In getting a piece of Snapchat, Yahoo may be trying to emulate what it did nearly a decade ago with Alibaba. In 2005, the Web portal invested about $1 billion in the Chinese company, which has helped drive Yahoo’s value in recent years. Yahoo still holds a stake of more than 10 percent in the e-commerce provider, even after selling shares in last month’s IPO.
Snapchat, which has little to no revenue, has been experiencing fast growth. Users send more than 700 million disappearing “snaps” a day and more than 500 million stories viewed daily, the company has said. It competes with Facebook Inc., which tried to buy Snapchat for $3 billion last year and started its own product to send ephemeral photos and videos after being rebuffed.

Building Up

Snapchat, led by CEO Evan Spiegel, has has been building out its business. Chief Operating Officer Emily White was in New York this week for the Advertising Week conference, explaining the service. Earlier this year, the company hired Facebook executive Mike Randall to lead its advertising partnerships.
Snapchat said in May it was adding an option for users to chat with text, joining an increasingly crowded mobile-messaging market that also attracted Facebook. The social network agreed to pay about $19 billion for messaging app WhatsApp Inc. in February.
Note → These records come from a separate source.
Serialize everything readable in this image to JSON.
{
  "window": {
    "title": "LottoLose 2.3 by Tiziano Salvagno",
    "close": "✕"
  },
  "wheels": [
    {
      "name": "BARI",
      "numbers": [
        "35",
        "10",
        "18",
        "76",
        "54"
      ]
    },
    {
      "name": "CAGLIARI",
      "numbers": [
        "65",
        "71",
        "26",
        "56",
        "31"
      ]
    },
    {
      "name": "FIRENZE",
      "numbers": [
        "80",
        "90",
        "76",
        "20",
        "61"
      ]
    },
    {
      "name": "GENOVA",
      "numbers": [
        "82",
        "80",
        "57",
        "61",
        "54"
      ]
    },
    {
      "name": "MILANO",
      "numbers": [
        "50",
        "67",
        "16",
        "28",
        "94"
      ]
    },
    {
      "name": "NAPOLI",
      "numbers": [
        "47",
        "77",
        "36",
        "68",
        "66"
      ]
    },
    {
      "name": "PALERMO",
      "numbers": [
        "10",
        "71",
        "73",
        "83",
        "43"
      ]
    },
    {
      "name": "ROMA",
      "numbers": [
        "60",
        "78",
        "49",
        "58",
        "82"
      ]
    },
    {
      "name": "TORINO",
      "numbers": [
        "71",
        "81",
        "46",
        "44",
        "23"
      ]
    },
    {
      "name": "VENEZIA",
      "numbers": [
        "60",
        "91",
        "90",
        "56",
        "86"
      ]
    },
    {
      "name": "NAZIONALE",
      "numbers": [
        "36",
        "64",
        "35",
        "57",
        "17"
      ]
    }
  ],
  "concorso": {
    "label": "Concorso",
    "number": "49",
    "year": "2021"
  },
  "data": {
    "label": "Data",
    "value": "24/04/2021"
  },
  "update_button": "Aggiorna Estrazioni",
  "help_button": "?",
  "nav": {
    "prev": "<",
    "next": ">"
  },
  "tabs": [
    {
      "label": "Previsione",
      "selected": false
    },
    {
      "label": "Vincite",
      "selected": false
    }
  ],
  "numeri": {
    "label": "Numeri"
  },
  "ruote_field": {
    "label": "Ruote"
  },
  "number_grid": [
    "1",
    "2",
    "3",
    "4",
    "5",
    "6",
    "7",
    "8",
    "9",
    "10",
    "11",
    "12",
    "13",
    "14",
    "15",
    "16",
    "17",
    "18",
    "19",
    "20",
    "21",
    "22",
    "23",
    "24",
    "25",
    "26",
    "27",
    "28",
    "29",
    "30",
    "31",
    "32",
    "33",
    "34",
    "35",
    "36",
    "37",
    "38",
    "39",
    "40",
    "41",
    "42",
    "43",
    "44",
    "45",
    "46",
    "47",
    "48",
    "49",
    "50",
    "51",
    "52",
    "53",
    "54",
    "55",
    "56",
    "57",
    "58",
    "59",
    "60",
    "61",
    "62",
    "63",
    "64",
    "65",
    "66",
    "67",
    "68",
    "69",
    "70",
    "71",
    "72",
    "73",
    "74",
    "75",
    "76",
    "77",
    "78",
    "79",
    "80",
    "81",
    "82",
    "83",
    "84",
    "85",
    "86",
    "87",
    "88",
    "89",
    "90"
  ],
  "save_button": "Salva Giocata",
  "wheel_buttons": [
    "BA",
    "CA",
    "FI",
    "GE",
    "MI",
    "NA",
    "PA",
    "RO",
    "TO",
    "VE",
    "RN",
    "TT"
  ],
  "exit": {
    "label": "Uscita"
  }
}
MessageMe is a mobile application that lets users easily ping one or many friends on their smartphones. The service features more than 180 emoticons and stickers to let people express themselves.
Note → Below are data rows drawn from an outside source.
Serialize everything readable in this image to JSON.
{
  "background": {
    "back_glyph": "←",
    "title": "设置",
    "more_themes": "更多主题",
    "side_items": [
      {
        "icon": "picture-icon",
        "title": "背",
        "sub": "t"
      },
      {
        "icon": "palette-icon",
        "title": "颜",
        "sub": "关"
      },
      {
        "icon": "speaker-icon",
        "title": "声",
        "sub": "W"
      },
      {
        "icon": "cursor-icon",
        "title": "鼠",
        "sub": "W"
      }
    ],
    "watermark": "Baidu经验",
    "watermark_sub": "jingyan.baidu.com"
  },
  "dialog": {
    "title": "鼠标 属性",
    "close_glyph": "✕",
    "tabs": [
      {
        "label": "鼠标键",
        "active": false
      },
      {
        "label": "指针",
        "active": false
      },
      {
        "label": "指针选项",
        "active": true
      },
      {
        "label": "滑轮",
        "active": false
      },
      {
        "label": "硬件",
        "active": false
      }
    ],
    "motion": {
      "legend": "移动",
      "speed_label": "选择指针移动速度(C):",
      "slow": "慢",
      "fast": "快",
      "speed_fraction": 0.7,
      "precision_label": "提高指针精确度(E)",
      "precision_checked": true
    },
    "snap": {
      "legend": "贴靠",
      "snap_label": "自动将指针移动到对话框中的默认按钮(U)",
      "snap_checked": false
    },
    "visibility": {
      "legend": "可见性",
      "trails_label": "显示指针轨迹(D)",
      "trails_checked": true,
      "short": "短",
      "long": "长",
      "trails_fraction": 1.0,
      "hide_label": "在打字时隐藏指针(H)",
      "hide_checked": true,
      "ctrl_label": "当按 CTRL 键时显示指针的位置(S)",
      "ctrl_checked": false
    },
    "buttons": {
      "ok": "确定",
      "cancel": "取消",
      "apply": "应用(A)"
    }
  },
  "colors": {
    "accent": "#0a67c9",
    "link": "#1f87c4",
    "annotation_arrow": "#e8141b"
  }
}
MessageMe’s investors include True Ventures, Greylock Partners, Social + Capital Partnership and First Round Capital. MessageMe raised about $12 million and investors are losing money on the sale to Yahoo, said one of the people with knowledge of the deal.
MessageMe said on its website it will be shutting down its application and will “focus on helping build the best mobile communications products for Yahoo users.”